The setup used to work stable for over one year with no interruptions. Now, since a few weeks, the persistence service stops working every 1-4 days, and values are not written to influx any longer.OpenHAB itself seems to work normally.
A reboot of the Raspi solves the issue, but I don’t want to create a cronjob to reboot every night. This is not really a clean solution.
The issue is not located in InfluxDB, since Influx still persists values from other sources.
Any idea how to debug and fix the issue? The Raspi itself seems to be ok (enough memory, enough disk space,…)
Enable logging on influxdb to check if access from openhab stops at some time or if the access is denied with a specific error message.
Enable debug log for influxdb on openhab to see if that gives a clue for the reason.
I digged a bit into the logfiles and found only this hint in the openhab.log:
2023-09-08 14:49:01.704 [WARN ] [rite.events.WriteRetriableErrorEvent] - The retriable error occurred during writing of data. Reason: ‘timeout’. Retry in: 5s.
2023-09-08 14:49:16.720 [WARN ] [rite.events.WriteRetriableErrorEvent] - The retriable error occurred during writing of data. Reason: ‘xxx-Influx-Server-xxx.net: Temporary failure in name resolution’. Retry in: 25s.

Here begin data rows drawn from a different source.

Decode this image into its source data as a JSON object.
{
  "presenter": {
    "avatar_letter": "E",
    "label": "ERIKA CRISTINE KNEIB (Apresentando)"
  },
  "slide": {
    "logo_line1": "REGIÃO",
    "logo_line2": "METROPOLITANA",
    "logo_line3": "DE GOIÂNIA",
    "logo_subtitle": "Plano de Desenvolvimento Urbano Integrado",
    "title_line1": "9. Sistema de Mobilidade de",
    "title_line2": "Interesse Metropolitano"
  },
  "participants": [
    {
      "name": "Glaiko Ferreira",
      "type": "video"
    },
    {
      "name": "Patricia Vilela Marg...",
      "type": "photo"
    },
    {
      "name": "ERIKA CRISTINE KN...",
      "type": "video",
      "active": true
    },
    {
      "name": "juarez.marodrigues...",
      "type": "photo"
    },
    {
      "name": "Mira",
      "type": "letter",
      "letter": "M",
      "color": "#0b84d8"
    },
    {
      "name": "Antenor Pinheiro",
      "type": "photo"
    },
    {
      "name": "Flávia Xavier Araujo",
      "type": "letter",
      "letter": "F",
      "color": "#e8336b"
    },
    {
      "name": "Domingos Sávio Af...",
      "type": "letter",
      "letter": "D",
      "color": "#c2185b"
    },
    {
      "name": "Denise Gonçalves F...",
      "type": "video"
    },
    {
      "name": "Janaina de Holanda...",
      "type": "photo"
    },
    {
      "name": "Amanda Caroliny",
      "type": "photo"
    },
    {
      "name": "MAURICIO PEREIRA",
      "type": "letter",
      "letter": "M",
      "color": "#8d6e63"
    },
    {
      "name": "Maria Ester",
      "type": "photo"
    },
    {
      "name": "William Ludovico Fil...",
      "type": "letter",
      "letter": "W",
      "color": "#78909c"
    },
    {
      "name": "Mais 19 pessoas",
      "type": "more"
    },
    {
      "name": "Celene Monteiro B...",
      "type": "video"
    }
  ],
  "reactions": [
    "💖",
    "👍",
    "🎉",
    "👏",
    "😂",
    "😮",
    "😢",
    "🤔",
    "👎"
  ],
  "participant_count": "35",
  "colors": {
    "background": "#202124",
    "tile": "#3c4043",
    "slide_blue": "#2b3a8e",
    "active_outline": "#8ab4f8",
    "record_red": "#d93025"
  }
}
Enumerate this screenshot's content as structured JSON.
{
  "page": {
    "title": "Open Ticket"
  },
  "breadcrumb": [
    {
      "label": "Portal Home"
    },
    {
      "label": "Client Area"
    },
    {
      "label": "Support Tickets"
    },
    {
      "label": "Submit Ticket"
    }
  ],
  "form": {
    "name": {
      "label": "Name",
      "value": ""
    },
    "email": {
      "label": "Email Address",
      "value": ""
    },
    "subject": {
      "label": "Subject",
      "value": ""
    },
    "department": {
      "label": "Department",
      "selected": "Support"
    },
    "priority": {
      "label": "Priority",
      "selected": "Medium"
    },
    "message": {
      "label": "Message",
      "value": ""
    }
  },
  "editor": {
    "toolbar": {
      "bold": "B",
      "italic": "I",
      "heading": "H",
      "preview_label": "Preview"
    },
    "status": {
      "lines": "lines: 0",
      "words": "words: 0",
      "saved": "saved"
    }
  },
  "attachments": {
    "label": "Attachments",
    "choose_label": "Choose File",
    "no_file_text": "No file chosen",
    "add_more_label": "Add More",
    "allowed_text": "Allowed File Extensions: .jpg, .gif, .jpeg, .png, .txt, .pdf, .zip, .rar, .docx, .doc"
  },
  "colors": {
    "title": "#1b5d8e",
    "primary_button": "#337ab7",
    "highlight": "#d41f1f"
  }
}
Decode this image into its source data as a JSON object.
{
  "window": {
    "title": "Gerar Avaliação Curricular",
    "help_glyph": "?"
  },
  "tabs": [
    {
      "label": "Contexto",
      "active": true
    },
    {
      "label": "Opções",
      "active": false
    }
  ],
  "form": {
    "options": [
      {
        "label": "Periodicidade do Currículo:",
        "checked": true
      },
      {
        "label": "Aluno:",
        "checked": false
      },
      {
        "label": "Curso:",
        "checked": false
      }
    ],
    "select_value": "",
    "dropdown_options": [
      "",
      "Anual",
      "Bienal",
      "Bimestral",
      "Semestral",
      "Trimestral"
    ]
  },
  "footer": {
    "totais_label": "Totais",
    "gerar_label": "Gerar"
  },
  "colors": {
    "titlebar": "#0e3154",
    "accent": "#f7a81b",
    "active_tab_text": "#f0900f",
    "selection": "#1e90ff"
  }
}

2023-09-08 14:49:51.736 [WARN ] [rite.events.WriteRetriableErrorEvent] - The retriable error occurred during writing of data. Reason: ‘xxx-Influx-Server-xxx.net: Temporary failure in name resolution’. Retry in: 125s.
I will keep my eyes open when the next interruption occurrs. Is there a possibility to increase number of retries and timeout to avoid a complete stop of the persistence layer?
Based on the error about temporary failure in name resolution this looks like it would be a network problem.
Where is this influxdb server located ? In your local network or via internet remote connection ?
As long as it is a name resolution problem and not really related to network you can try to add the server name and ip address into the local server’s /etc/hosts file.
the InfluxDB-Server is connected via an internet remote connection. Normally, writing to this server is working very well. The issue is that the persistence service stops completely. It seems that it is not too robust when the InfluxDB Server is not available. Or there is a timeout that thepersistence decides not to persist to this server any longer.
Anyway, I’d like to control this timeout, and the persistence should continue to persist once the server is back again.
I can confirm I had something similar after having upgraded to openHAB 4. In my system, the influxDB service is even on the same machine, but for reasons of CPU or memory overload, openHAB could not reach the service for a certain period of time, and it also could only be healed by restarting openHAB, not by restarting the influxDB service. I remember some timeout messages in the openhab log that said it was not able to reach the influxDB service.
I just experienced the same after doing a Container Update for the InfluxDB on my NAS box.
2023-09-21 08:48:36.687 [WARN ] [rite.events.WriteRetriableErrorEvent] - The retriable error occurred during writing of data. Reason: 'Failed to connect to localhost/127.0.0.1:8086'. Retry in: 5s.
2023-09-21 08:48:41.692 [WARN ] [rite.events.WriteRetriableErrorEvent] - The retriable error occurred during writing of data. Reason: 'Failed to connect to localhost/127.0.0.1:8086'. Retry in: 25s.
2023-09-21 08:49:06.698 [WARN ] [rite.events.WriteRetriableErrorEvent] - The retriable error occurred during writing of data. Reason: 'Failed to connect to localhost/127.0.0.1:8086'. Retry in: 125s.
Nothing more regarding Influx in the logs after that, but no data written until I restarted Openhab4.
I use only InfluxDB as persistence